I have read that $f(x)=\tan(x)$ is monotonic function.
But in the graph of $f(x)=\tan(x)$ as we move across $\pi/2$ the graph moves from $\infty$ to $-\infty$, i.e graph decreases but the definition for monotonic function says that it should either always increase or decrease.
Wouldn't this make $f(x)=\tan(x)$ non-monotonic?
I want to know a reason for this. Please check me if I'm wrong.
On
Though there are confusions about this, as far as I know, we can define monotonicity only on intervals.

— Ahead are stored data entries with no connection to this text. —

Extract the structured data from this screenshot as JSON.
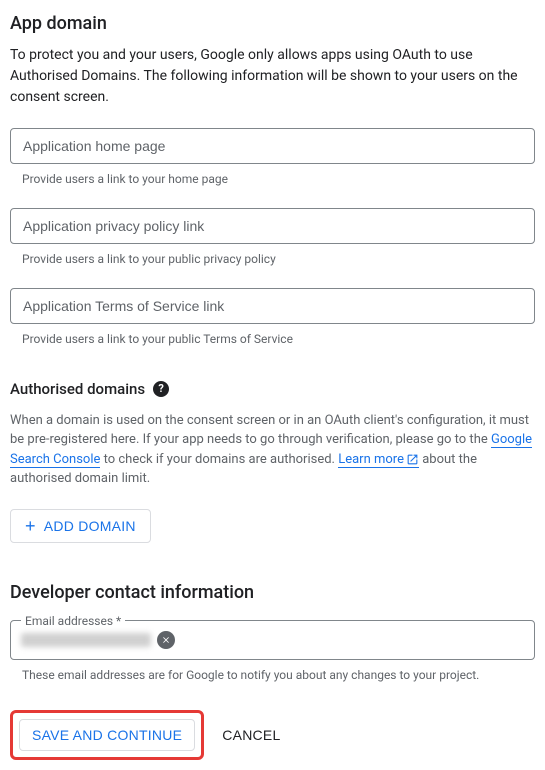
{
  "app_domain": {
    "heading": "App domain",
    "description": "To protect you and your users, Google only allows apps using OAuth to use Authorised Domains. The following information will be shown to your users on the consent screen.",
    "fields": [
      {
        "placeholder": "Application home page",
        "helper": "Provide users a link to your home page"
      },
      {
        "placeholder": "Application privacy policy link",
        "helper": "Provide users a link to your public privacy policy"
      },
      {
        "placeholder": "Application Terms of Service link",
        "helper": "Provide users a link to your public Terms of Service"
      }
    ]
  },
  "authorised": {
    "heading": "Authorised domains",
    "description_pre": "When a domain is used on the consent screen or in an OAuth client's configuration, it must be pre-registered here. If your app needs to go through verification, please go to the ",
    "link1": "Google Search Console",
    "description_mid": " to check if your domains are authorised. ",
    "link2": "Learn more",
    "description_post": " about the authorised domain limit.",
    "add_button": "ADD DOMAIN"
  },
  "developer": {
    "heading": "Developer contact information",
    "email_label": "Email addresses *",
    "email_helper": "These email addresses are for Google to notify you about any changes to your project."
  },
  "buttons": {
    "save": "SAVE AND CONTINUE",
    "cancel": "CANCEL"
  }
}
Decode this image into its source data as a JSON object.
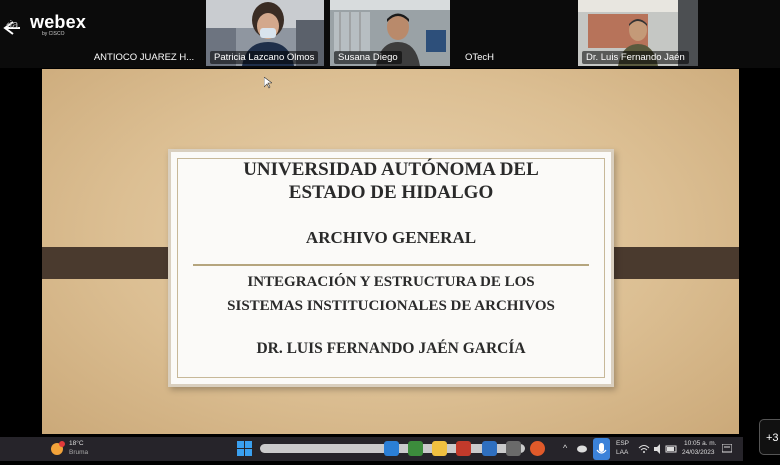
{
  "header": {
    "back_text": "‹ia",
    "logo_text": "webex",
    "logo_sub": "by CISCO"
  },
  "participants": [
    {
      "name": "ANTIOCO JUAREZ H..."
    },
    {
      "name": "Patricia Lazcano Olmos"
    },
    {
      "name": "Susana Diego"
    },
    {
      "name": "OTecH"
    },
    {
      "name": "Dr. Luis Fernando Jaén"
    }
  ],
  "slide": {
    "title_line1": "UNIVERSIDAD AUTÓNOMA DEL",
    "title_line2": "ESTADO DE HIDALGO",
    "department": "ARCHIVO GENERAL",
    "topic_line1": "INTEGRACIÓN Y ESTRUCTURA DE LOS",
    "topic_line2": "SISTEMAS INSTITUCIONALES DE ARCHIVOS",
    "presenter": "DR. LUIS FERNANDO JAÉN GARCÍA"
  },
  "side_button": {
    "label": "+3"
  },
  "taskbar": {
    "weather_temp": "18°C",
    "weather_desc": "Bruma",
    "lang_top": "ESP",
    "lang_bottom": "LAA",
    "time": "10:05 a. m.",
    "date": "24/03/2023"
  },
  "colors": {
    "slide_bg": "#dcbf93",
    "band": "#4a3a2e",
    "card": "#fbfaf8",
    "text": "#2a2a2a"
  }
}
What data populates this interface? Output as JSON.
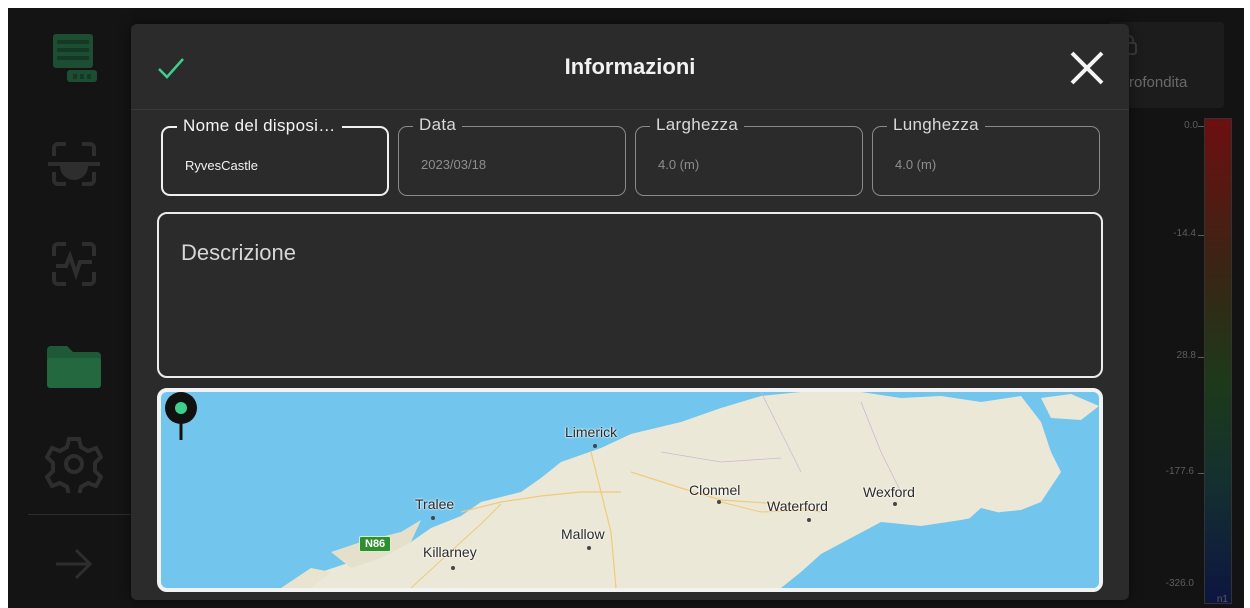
{
  "dialog": {
    "title": "Informazioni",
    "confirm_icon": "check-icon",
    "close_icon": "close-icon"
  },
  "fields": [
    {
      "label": "Nome del disposi…",
      "value": "RyvesCastle",
      "active": true
    },
    {
      "label": "Data",
      "value": "2023/03/18",
      "active": false
    },
    {
      "label": "Larghezza",
      "value": "4.0 (m)",
      "active": false
    },
    {
      "label": "Lunghezza",
      "value": "4.0 (m)",
      "active": false
    }
  ],
  "description": {
    "placeholder": "Descrizione"
  },
  "map": {
    "places": [
      "Limerick",
      "Tralee",
      "Clonmel",
      "Waterford",
      "Wexford",
      "Mallow",
      "Killarney"
    ],
    "road_badge": "N86",
    "pin_color": "#3ecf8e"
  },
  "background": {
    "tab_label": "rofondita",
    "scale_ticks": [
      "0.0",
      "-14.4",
      "28.8",
      "-177.6",
      "-326.0"
    ],
    "scale_unit": "n1"
  },
  "colors": {
    "accent_check": "#3ecf8e",
    "sidebar_icon": "#1f5a38",
    "dialog_bg": "#2b2b2b"
  }
}
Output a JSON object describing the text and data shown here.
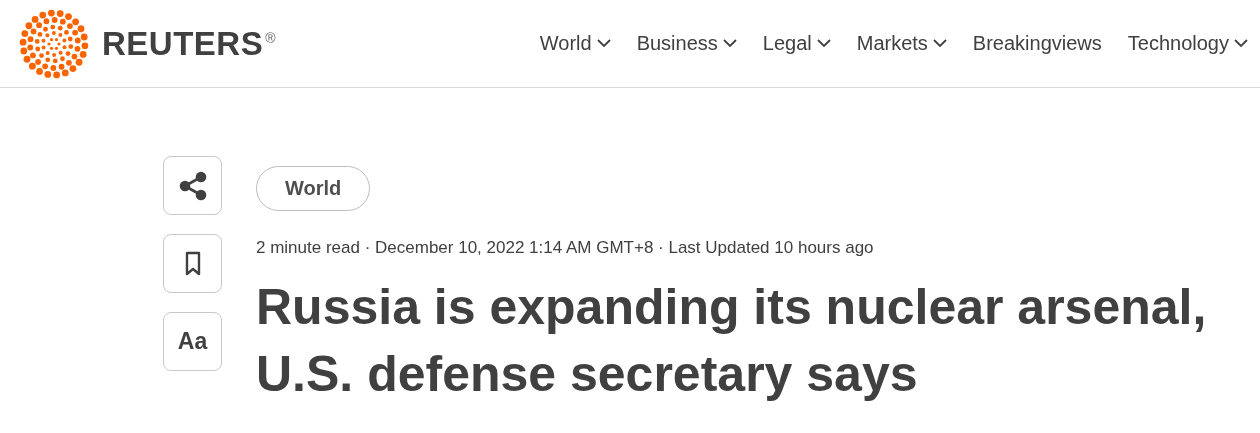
{
  "header": {
    "logo": {
      "wordmark": "REUTERS",
      "registered": "®"
    },
    "nav": [
      {
        "label": "World",
        "has_menu": true
      },
      {
        "label": "Business",
        "has_menu": true
      },
      {
        "label": "Legal",
        "has_menu": true
      },
      {
        "label": "Markets",
        "has_menu": true
      },
      {
        "label": "Breakingviews",
        "has_menu": false
      },
      {
        "label": "Technology",
        "has_menu": true
      }
    ]
  },
  "article_tools": [
    {
      "kind": "share"
    },
    {
      "kind": "bookmark"
    },
    {
      "kind": "text_size",
      "label": "Aa"
    }
  ],
  "article": {
    "section_tag": "World",
    "meta": "2 minute read · December 10, 2022 1:14 AM GMT+8 · Last Updated 10 hours ago",
    "headline": "Russia is expanding its nuclear arsenal, U.S. defense secretary says"
  }
}
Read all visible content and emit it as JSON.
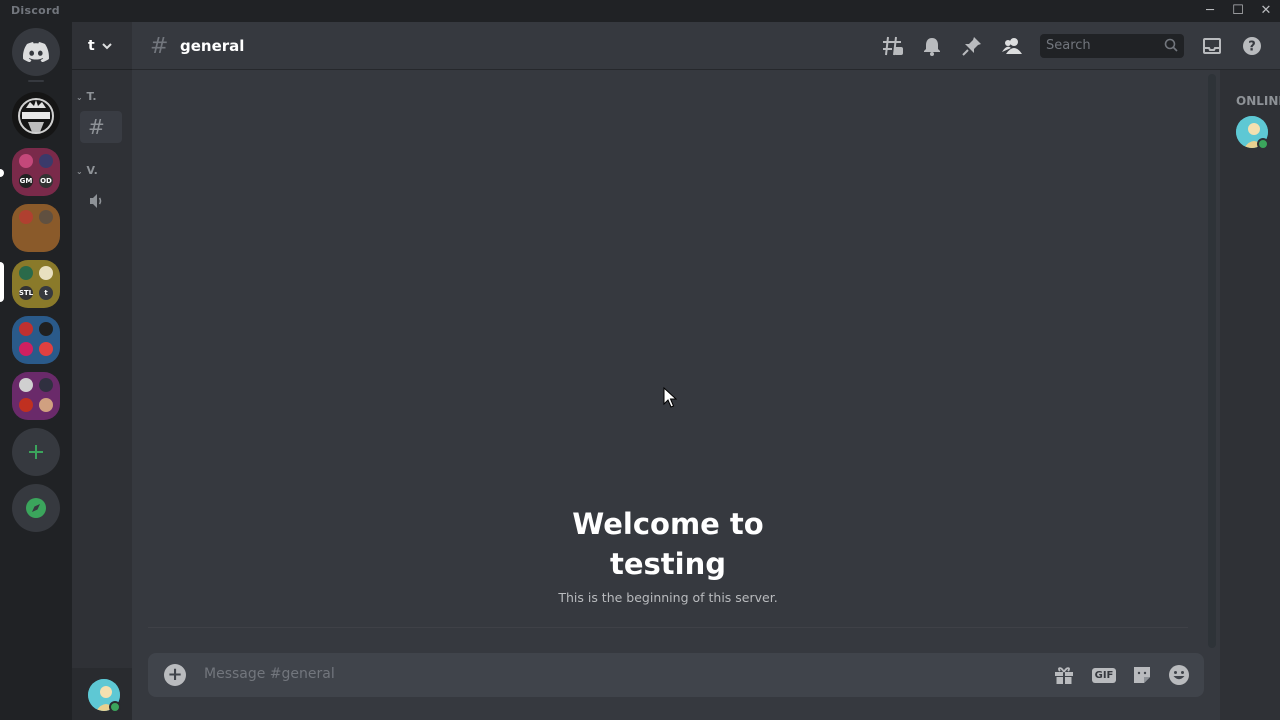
{
  "window": {
    "title": "Discord",
    "controls": [
      "─",
      "☐",
      "✕"
    ]
  },
  "server": {
    "initial": "t",
    "categories": [
      {
        "label": "T.",
        "channels": [
          {
            "type": "text",
            "name": ""
          }
        ]
      },
      {
        "label": "V.",
        "channels": [
          {
            "type": "voice",
            "name": ""
          }
        ]
      }
    ]
  },
  "channel": {
    "name": "general"
  },
  "search": {
    "placeholder": "Search"
  },
  "welcome": {
    "line1": "Welcome to",
    "line2": "testing",
    "subtitle": "This is the beginning of this server."
  },
  "composer": {
    "placeholder": "Message #general",
    "gif_label": "GIF"
  },
  "members": {
    "section_label": "ONLINE"
  },
  "guilds": {
    "folders": [
      {
        "tiles": [
          "",
          "",
          "GM",
          "OD"
        ]
      },
      {
        "tiles": [
          "",
          "",
          "",
          ""
        ]
      },
      {
        "tiles": [
          "",
          "",
          "STL",
          "t"
        ]
      },
      {
        "tiles": [
          "",
          "",
          "",
          ""
        ]
      },
      {
        "tiles": [
          "",
          "",
          "",
          ""
        ]
      }
    ]
  },
  "colors": {
    "accent_green": "#3ba55c",
    "background": "#36393f",
    "sidebar": "#2f3136",
    "rail": "#202225"
  }
}
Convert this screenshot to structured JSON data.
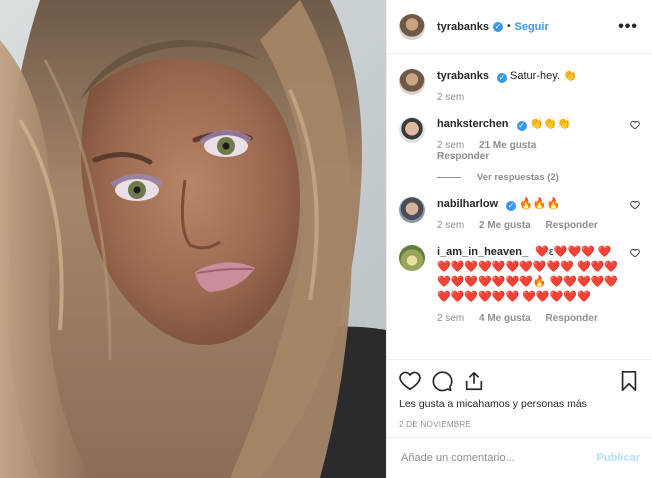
{
  "header": {
    "username": "tyrabanks",
    "separator": "•",
    "follow_label": "Seguir",
    "more_icon": "more-horizontal-icon"
  },
  "caption": {
    "username": "tyrabanks",
    "text": "Satur-hey. 👏",
    "time": "2 sem"
  },
  "comments": [
    {
      "username": "hanksterchen",
      "text": "👏👏👏",
      "time": "2 sem",
      "likes": "21 Me gusta",
      "reply_label": "Responder",
      "view_replies": "Ver respuestas (2)"
    },
    {
      "username": "nabilharlow",
      "text": "🔥🔥🔥",
      "time": "2 sem",
      "likes": "2 Me gusta",
      "reply_label": "Responder"
    },
    {
      "username": "i_am_in_heaven_",
      "text": "❤️ε❤️❤️❤️ ❤️❤️❤️❤️❤️❤️❤️❤️❤️❤️❤️ ❤️❤️❤️❤️❤️❤️❤️❤️❤️❤️🔥 ❤️❤️❤️❤️❤️❤️❤️❤️❤️❤️❤️ ❤️❤️❤️❤️❤️",
      "time": "2 sem",
      "likes": "4 Me gusta",
      "reply_label": "Responder"
    }
  ],
  "actions": {
    "like_icon": "heart-icon",
    "comment_icon": "comment-icon",
    "share_icon": "share-icon",
    "save_icon": "bookmark-icon"
  },
  "likes_text": "Les gusta a micahamos y personas más",
  "date": "2 de noviembre",
  "add_comment": {
    "placeholder": "Añade un comentario...",
    "publish_label": "Publicar"
  },
  "colors": {
    "accent": "#3897f0",
    "publish_disabled": "#b2dffc",
    "muted": "#8e8e8e"
  }
}
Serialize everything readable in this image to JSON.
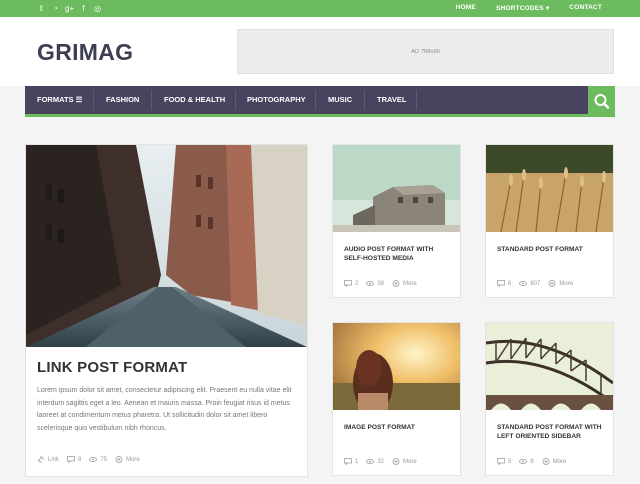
{
  "topbar": {
    "social_icons": [
      "twitter-icon",
      "rss-icon",
      "google-plus-icon",
      "facebook-icon",
      "instagram-icon"
    ],
    "links": [
      "HOME",
      "SHORTCODES ▾",
      "CONTACT"
    ]
  },
  "header": {
    "logo": "GRIMAG",
    "ad_text": "AD 768x90"
  },
  "nav": {
    "items": [
      "FORMATS ☰",
      "FASHION",
      "FOOD & HEALTH",
      "PHOTOGRAPHY",
      "MUSIC",
      "TRAVEL"
    ]
  },
  "colors": {
    "accent": "#6dbb5f",
    "nav_bg": "#4a4360",
    "logo": "#3d3d54"
  },
  "featured": {
    "title": "LINK POST FORMAT",
    "excerpt": "Lorem ipsum dolor sit amet, consectetur adipiscing elit. Praesent eu nulla vitae elit interdum sagittis eget a leo. Aenean et mauris massa. Proin feugiat risus id metus laoreet at condimentum metus pharetra. Ut sollicitudin dolor sit amet libero scelerisque quis vestibulum nibh rhoncus.",
    "meta": {
      "link": "Link",
      "comments": "8",
      "views": "75",
      "more": "More"
    }
  },
  "posts": [
    {
      "title": "AUDIO POST FORMAT WITH SELF-HOSTED MEDIA",
      "comments": "2",
      "views": "38",
      "more": "More"
    },
    {
      "title": "STANDARD POST FORMAT",
      "comments": "6",
      "views": "607",
      "more": "More"
    },
    {
      "title": "IMAGE POST FORMAT",
      "comments": "1",
      "views": "32",
      "more": "More"
    },
    {
      "title": "STANDARD POST FORMAT WITH LEFT ORIENTED SIDEBAR",
      "comments": "5",
      "views": "9",
      "more": "More"
    }
  ]
}
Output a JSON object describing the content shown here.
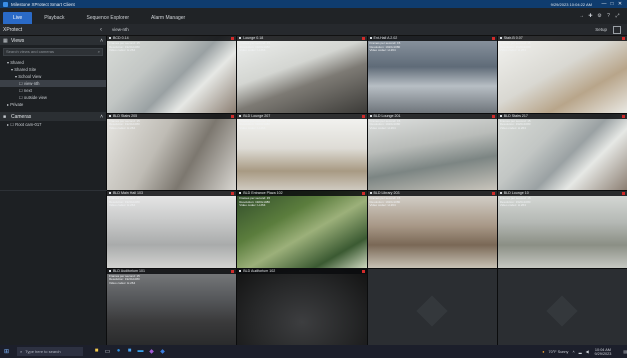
{
  "window": {
    "title": "Milestone XProtect Smart Client",
    "clock": "9/29/2023 10:04:22 AM",
    "buttons": [
      "—",
      "□",
      "✕"
    ]
  },
  "tabs": [
    {
      "label": "Live",
      "active": true
    },
    {
      "label": "Playback",
      "active": false
    },
    {
      "label": "Sequence Explorer",
      "active": false
    },
    {
      "label": "Alarm Manager",
      "active": false
    }
  ],
  "toolbar_icons": [
    "arrow-icon",
    "pin-icon",
    "gear-icon",
    "help-icon",
    "expand-icon"
  ],
  "subbar": {
    "app_name": "XProtect",
    "view_name": "view-nth",
    "setup_label": "Setup"
  },
  "sidebar": {
    "views_title": "Views",
    "search_placeholder": "Search views and cameras",
    "tree": [
      {
        "label": "▾ Shared",
        "indent": 1,
        "selected": false
      },
      {
        "label": "▾ Shared Site",
        "indent": 2,
        "selected": false
      },
      {
        "label": "▾ School View",
        "indent": 3,
        "selected": false
      },
      {
        "label": "☐ view-nth",
        "indent": 4,
        "selected": true
      },
      {
        "label": "☐ next",
        "indent": 4,
        "selected": false
      },
      {
        "label": "☐ outside view",
        "indent": 4,
        "selected": false
      },
      {
        "label": "▸ Private",
        "indent": 1,
        "selected": false
      }
    ],
    "cameras_title": "Cameras",
    "camera_tree": [
      {
        "label": "▸ ☐ Root cam-017",
        "indent": 1
      }
    ]
  },
  "cameras": [
    {
      "name": "BCD 0.14",
      "scene": "stairwell-white",
      "stats": [
        "Frames per second: 15",
        "Resolution: 1920x1080",
        "Video codec: H.264"
      ],
      "recording": true
    },
    {
      "name": "Lounge 0.18",
      "scene": "stairs-down",
      "stats": [
        "Frames per second: 15",
        "Resolution: 1920x1080",
        "Video codec: H.264"
      ],
      "recording": true
    },
    {
      "name": "Ent-Hall A 2.02",
      "scene": "lobby-tiles",
      "stats": [
        "Frames per second: 15",
        "Resolution: 1920x1080",
        "Video codec: H.264"
      ],
      "recording": true
    },
    {
      "name": "Stair-B 0.07",
      "scene": "stairwell-bright",
      "stats": [
        "Frames per second: 15",
        "Resolution: 1920x1080",
        "Video codec: H.264"
      ],
      "recording": true
    },
    {
      "name": "BLD Stairs 205",
      "scene": "stairs-rail",
      "stats": [
        "Frames per second: 15",
        "Resolution: 1920x1080",
        "Video codec: H.264"
      ],
      "recording": true
    },
    {
      "name": "BLD Lounge 207",
      "scene": "corridor-window",
      "stats": [
        "Frames per second: 15",
        "Resolution: 1920x1080",
        "Video codec: H.264"
      ],
      "recording": true
    },
    {
      "name": "BLD Lounge 201",
      "scene": "lounge-seats",
      "stats": [
        "Frames per second: 15",
        "Resolution: 1920x1080",
        "Video codec: H.264"
      ],
      "recording": true
    },
    {
      "name": "BLD Stairs 217",
      "scene": "stairwell-white",
      "stats": [
        "Frames per second: 15",
        "Resolution: 1920x1080",
        "Video codec: H.264"
      ],
      "recording": true
    },
    {
      "name": "BLD Main Hall 103",
      "scene": "lecture-hall",
      "stats": [
        "Frames per second: 15",
        "Resolution: 1920x1080",
        "Video codec: H.264"
      ],
      "recording": true
    },
    {
      "name": "BLD Entrance Plaza 102",
      "scene": "plants",
      "stats": [
        "Frames per second: 15",
        "Resolution: 1920x1080",
        "Video codec: H.264"
      ],
      "recording": true
    },
    {
      "name": "BLD Library 203",
      "scene": "cafeteria",
      "stats": [
        "Frames per second: 15",
        "Resolution: 1920x1080",
        "Video codec: H.264"
      ],
      "recording": true
    },
    {
      "name": "BLD Lounge 10",
      "scene": "library",
      "stats": [
        "Frames per second: 15",
        "Resolution: 1920x1080",
        "Video codec: H.264"
      ],
      "recording": true
    },
    {
      "name": "BLD Auditorium 101",
      "scene": "auditorium",
      "stats": [
        "Frames per second: 15",
        "Resolution: 1920x1080",
        "Video codec: H.264"
      ],
      "recording": true
    },
    {
      "name": "BLD Auditorium 102",
      "scene": "auditorium-dark",
      "stats": [],
      "recording": true
    },
    {
      "name": "",
      "scene": "empty",
      "stats": [],
      "recording": false
    },
    {
      "name": "",
      "scene": "empty",
      "stats": [],
      "recording": false
    }
  ],
  "taskbar": {
    "search_placeholder": "Type here to search",
    "apps": [
      "file-explorer-icon",
      "task-view-icon",
      "edge-icon",
      "store-icon",
      "mail-icon",
      "settings-icon",
      "app-icon"
    ],
    "tray": {
      "weather": "70°F Sunny",
      "time": "10:04 AM",
      "date": "9/29/2023"
    }
  }
}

Looking into Spivak's Calculus:
A function $f$ is [strictly*] increasing on an interval if $f(y)>f(x)$ for all $x$ and $y$ in the interval with $y>x$. (We often say simply that $f$ is increasing, in which case the interval is understood to be the domain of $f$.)
Now, the function $f(x)=\tan x$ is defined on $\mathbb R\backslash \left \{\frac{n\pi}{2}:n\in \mathbb N \right \}$ which is not an interval.
So, monotonicity of $f(x)=\tan x$ on $\mathbb R\backslash \left \{\frac{n\pi}{2}:n\in \mathbb N \right \}$ is not defined.
But, of course the function $g(x)=\tan x$ defined on $\left (\frac{-n\pi}{2},\frac{n\pi}{2}\right)$ is monotonic (increasing in fact).
Your teacher possibly means by “monotonic” that the function is monotonic over any interval completely contained in the function's domain. But I dare say it's not standard terminology.
Of course the tangent function is not monotonic according to the definition
because $0<3\pi/4$, but $0=\tan0>\tan(3\pi/4)=-1$.
On the other hand, the tangent function is monotonic (increasing) over any interval contained in its domain, because the derivative is $1/\cos^2x$, which is everywhere positive (on the domain), so the mean value theorem applies on every interval inside the domain.
Or your teacher specified that the tangent function is monotonic over $(-\pi/2,\pi/2)$ (so an inverse of the restriction thereon can be defined) and you neglected to note the specification.